I can’t remember the moment when bottled water became a necessity to take on all walks, whether it be a ten-minute stroll to the shops or a power walk around the Bay.

I do recall as a teenager wandering in bushland for hours and I never took water. Though I can still feel my pockets bulging with a packet of smokes and a box of Redheads (or even a matchbook from some night club like Stranded or Island Trader). Taking water on a walk would have been the furthest thing from my mind. In fact nobody took it.

Even at school we drank out of bubblers that only proffered either a warm dribble or a high fountain, teasing us with impossibility! The only bottles students seemed to take in the Seventies were frozen cordial, often spiked with some type of potent alcoholic spirit.

Suddenly at some point, perhaps it was on one particular day, water bottles became ubiquitous. No person would leave home without one or if they did they would purchase a plastic bottle at the first possible opportunity. It was almost like an edict had been handed down by a higher force and people obeyed. Maybe it happened on the same day that Warragamba Dam was at its lowest point, who knows? Before this we had rarely drunk plain water – GI cordial, soft drink, wine and coffee were the order of the day.
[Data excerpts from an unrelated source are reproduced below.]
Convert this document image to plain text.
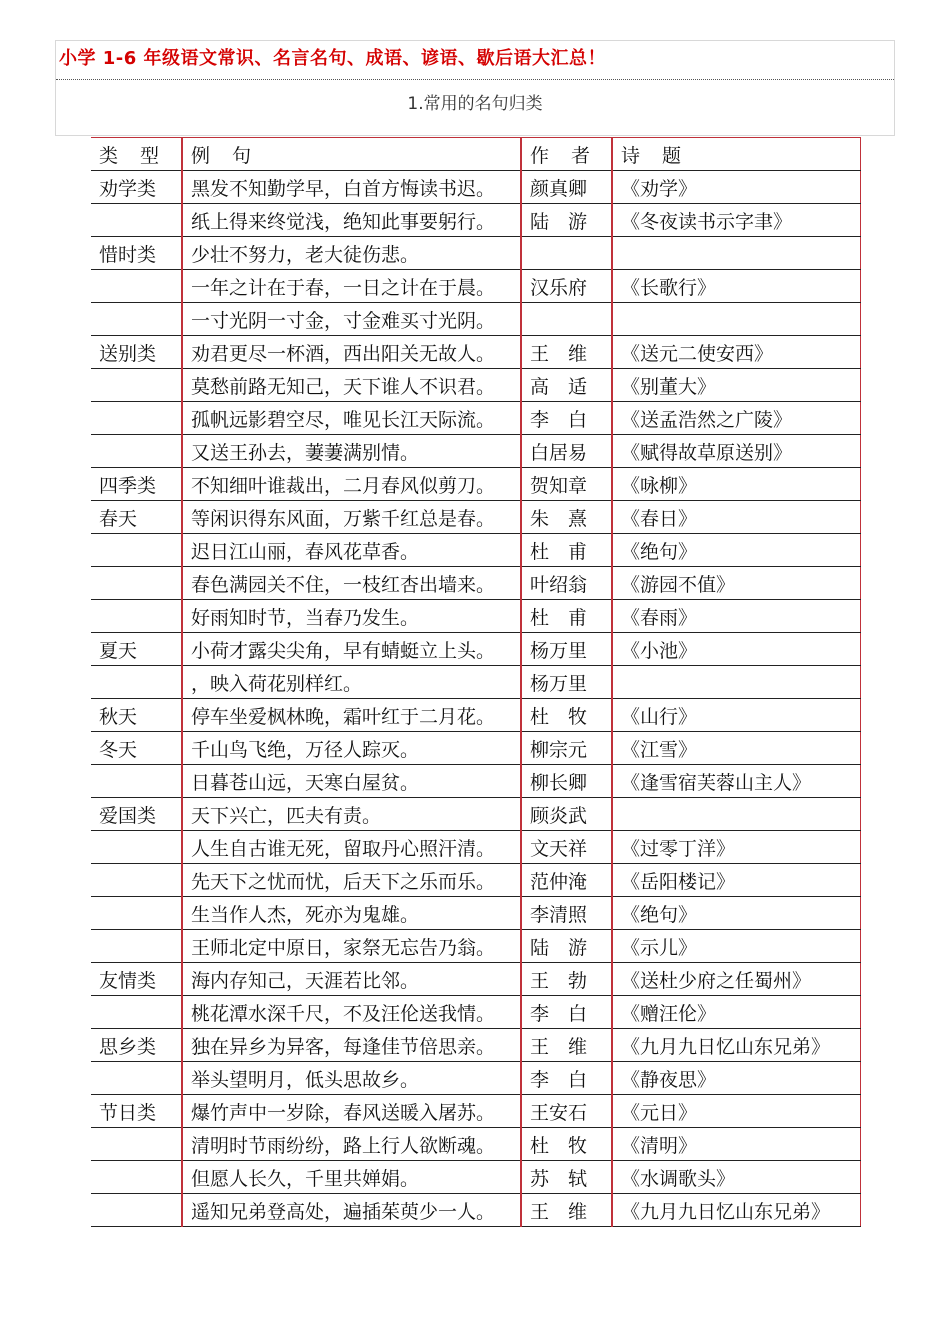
小学 1-6 年级语文常识、名言名句、成语、谚语、歇后语大汇总！
1.常用的名句归类
类 型	例 句	作 者	诗 题
劝学类	黑发不知勤学早，白首方悔读书迟。	颜真卿	《劝学》
	纸上得来终觉浅，绝知此事要躬行。	陆　游	《冬夜读书示字聿》
惜时类	少壮不努力，老大徒伤悲。		
	一年之计在于春，一日之计在于晨。	汉乐府	《长歌行》
	一寸光阴一寸金，寸金难买寸光阴。		
送别类	劝君更尽一杯酒，西出阳关无故人。	王　维	《送元二使安西》
	莫愁前路无知己，天下谁人不识君。	高　适	《别董大》
	孤帆远影碧空尽，唯见长江天际流。	李　白	《送孟浩然之广陵》
	又送王孙去，萋萋满别情。	白居易	《赋得故草原送别》
四季类	不知细叶谁裁出，二月春风似剪刀。	贺知章	《咏柳》
春天	等闲识得东风面，万紫千红总是春。	朱　熹	《春日》
	迟日江山丽，春风花草香。	杜　甫	《绝句》
	春色满园关不住，一枝红杏出墙来。	叶绍翁	《游园不值》
	好雨知时节，当春乃发生。	杜　甫	《春雨》
夏天	小荷才露尖尖角，早有蜻蜓立上头。	杨万里	《小池》
	，映入荷花别样红。	杨万里	
秋天	停车坐爱枫林晚，霜叶红于二月花。	杜　牧	《山行》
冬天	千山鸟飞绝，万径人踪灭。	柳宗元	《江雪》
	日暮苍山远，天寒白屋贫。	柳长卿	《逢雪宿芙蓉山主人》
爱国类	天下兴亡，匹夫有责。	顾炎武	
	人生自古谁无死，留取丹心照汗清。	文天祥	《过零丁洋》
	先天下之忧而忧，后天下之乐而乐。	范仲淹	《岳阳楼记》
	生当作人杰，死亦为鬼雄。	李清照	《绝句》
	王师北定中原日，家祭无忘告乃翁。	陆　游	《示儿》
友情类	海内存知己，天涯若比邻。	王　勃	《送杜少府之任蜀州》
	桃花潭水深千尺，不及汪伦送我情。	李　白	《赠汪伦》
思乡类	独在异乡为异客，每逢佳节倍思亲。	王　维	《九月九日忆山东兄弟》
	举头望明月，低头思故乡。	李　白	《静夜思》
节日类	爆竹声中一岁除，春风送暖入屠苏。	王安石	《元日》
	清明时节雨纷纷，路上行人欲断魂。	杜　牧	《清明》
	但愿人长久，千里共婵娟。	苏　轼	《水调歌头》
	遥知兄弟登高处，遍插茱萸少一人。	王　维	《九月九日忆山东兄弟》
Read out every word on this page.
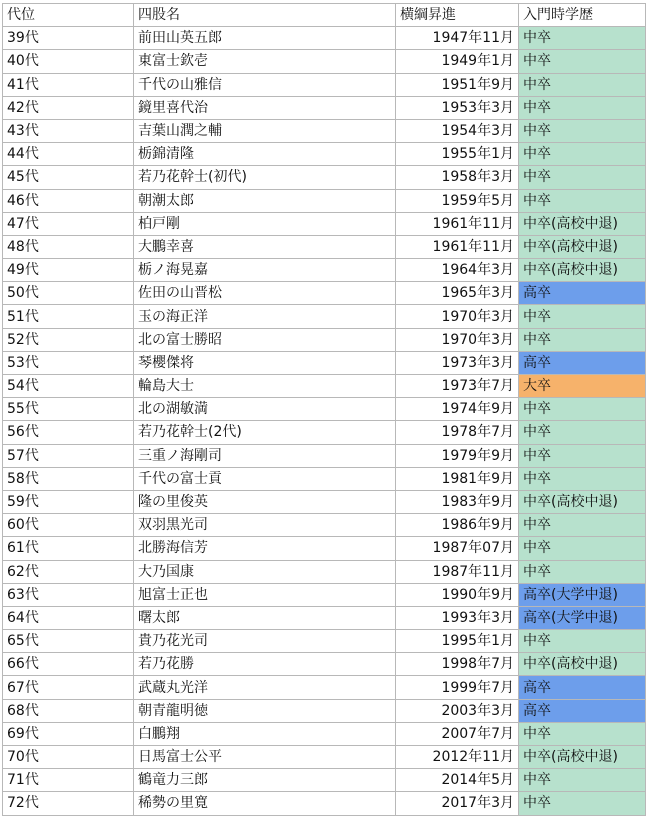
代位	四股名	横綱昇進	入門時学歴
39代	前田山英五郎	1947年11月	中卒
40代	東富士欽壱	1949年1月	中卒
41代	千代の山雅信	1951年9月	中卒
42代	鏡里喜代治	1953年3月	中卒
43代	吉葉山潤之輔	1954年3月	中卒
44代	栃錦清隆	1955年1月	中卒
45代	若乃花幹士(初代)	1958年3月	中卒
46代	朝潮太郎	1959年5月	中卒
47代	柏戸剛	1961年11月	中卒(高校中退)
48代	大鵬幸喜	1961年11月	中卒(高校中退)
49代	栃ノ海晃嘉	1964年3月	中卒(高校中退)
50代	佐田の山晋松	1965年3月	高卒
51代	玉の海正洋	1970年3月	中卒
52代	北の富士勝昭	1970年3月	中卒
53代	琴櫻傑将	1973年3月	高卒
54代	輪島大士	1973年7月	大卒
55代	北の湖敏満	1974年9月	中卒
56代	若乃花幹士(2代)	1978年7月	中卒
57代	三重ノ海剛司	1979年9月	中卒
58代	千代の富士貢	1981年9月	中卒
59代	隆の里俊英	1983年9月	中卒(高校中退)
60代	双羽黒光司	1986年9月	中卒
61代	北勝海信芳	1987年07月	中卒
62代	大乃国康	1987年11月	中卒
63代	旭富士正也	1990年9月	高卒(大学中退)
64代	曙太郎	1993年3月	高卒(大学中退)
65代	貴乃花光司	1995年1月	中卒
66代	若乃花勝	1998年7月	中卒(高校中退)
67代	武蔵丸光洋	1999年7月	高卒
68代	朝青龍明徳	2003年3月	高卒
69代	白鵬翔	2007年7月	中卒
70代	日馬富士公平	2012年11月	中卒(高校中退)
71代	鶴竜力三郎	2014年5月	中卒
72代	稀勢の里寛	2017年3月	中卒
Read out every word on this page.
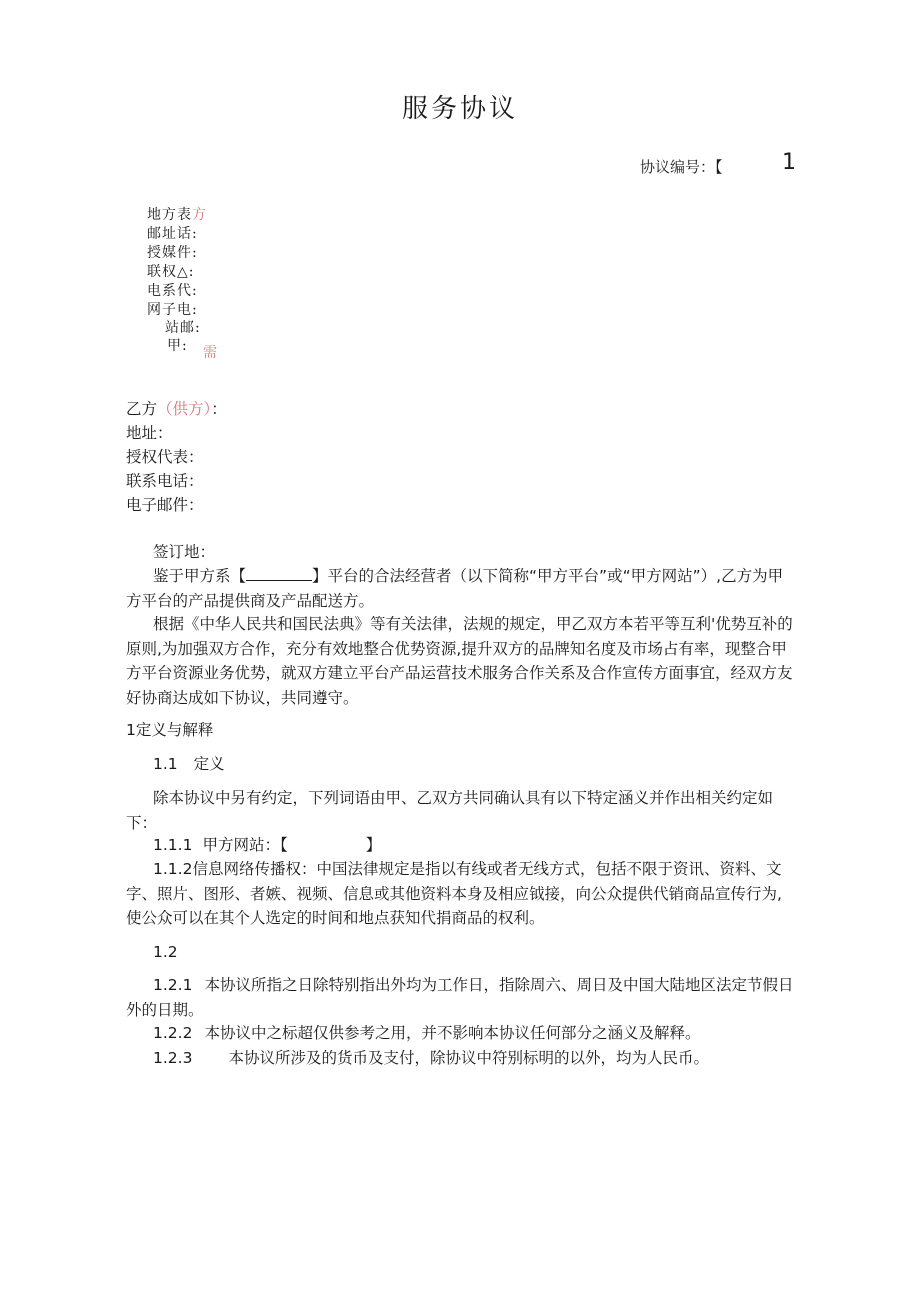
服务协议
协议编号：【	1
地方表方
邮址话:
授媒件:
联权△:
电系代:
网子电:
站邮:
甲: 需
乙方（供方）：
地址：
授权代表：
联系电话：
电子邮件：
签订地：
鉴于甲方系【	】平台的合法经营者（以下简称“甲方平台”或“甲方网站”）,乙方为甲方平台的产品提供商及产品配送方。
根据《中华人民共和国民法典》等有关法律，法规的规定，甲乙双方本若平等互利'优势互补的原则,为加强双方合作，充分有效地整合优势资源,提升双方的品牌知名度及市场占有率，现整合甲方平台资源业务优势，就双方建立平台产品运营技术服务合作关系及合作宣传方面事宜，经双方友好协商达成如下协议，共同遵守。
1定义与解释
1.1 定义
除本协议中另有约定，下列词语由甲、乙双方共同确认具有以下特定涵义并作出相关约定如下：
1.1.1 甲方网站：【	】
1.1.2信息网络传播权：中国法律规定是指以有线或者无线方式，包括不限于资讯、资料、文字、照片、图形、者嫉、视频、信息或其他资料本身及相应钺接，向公众提供代销商品宣传行为,使公众可以在其个人选定的时间和地点获知代捐商品的权利。
1.2
1.2.1 本协议所指之日除特别指出外均为工作日，指除周六、周日及中国大陆地区法定节假日外的日期。
1.2.2 本协议中之标超仅供参考之用，并不影响本协议任何部分之涵义及解释。
1.2.3 本协议所涉及的货币及支付，除协议中符别标明的以外，均为人民币。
At any rate, people just started carrying water and constantly sipping on it as though they were about to die of thirst about 10 minutes after leaving their house. Kalahari Desert people apparently can survive for seven days without water. On the Bay it would appear that many can’t survive seven minutes without water.

Lately the ubiquitous paper coffee cup with the plastic sipping lid has creeped onto the Bay Run. Funnily though, the smokes and matches have never reared their ugly head again! Well, at least not on the puritanical tracks of the Bay.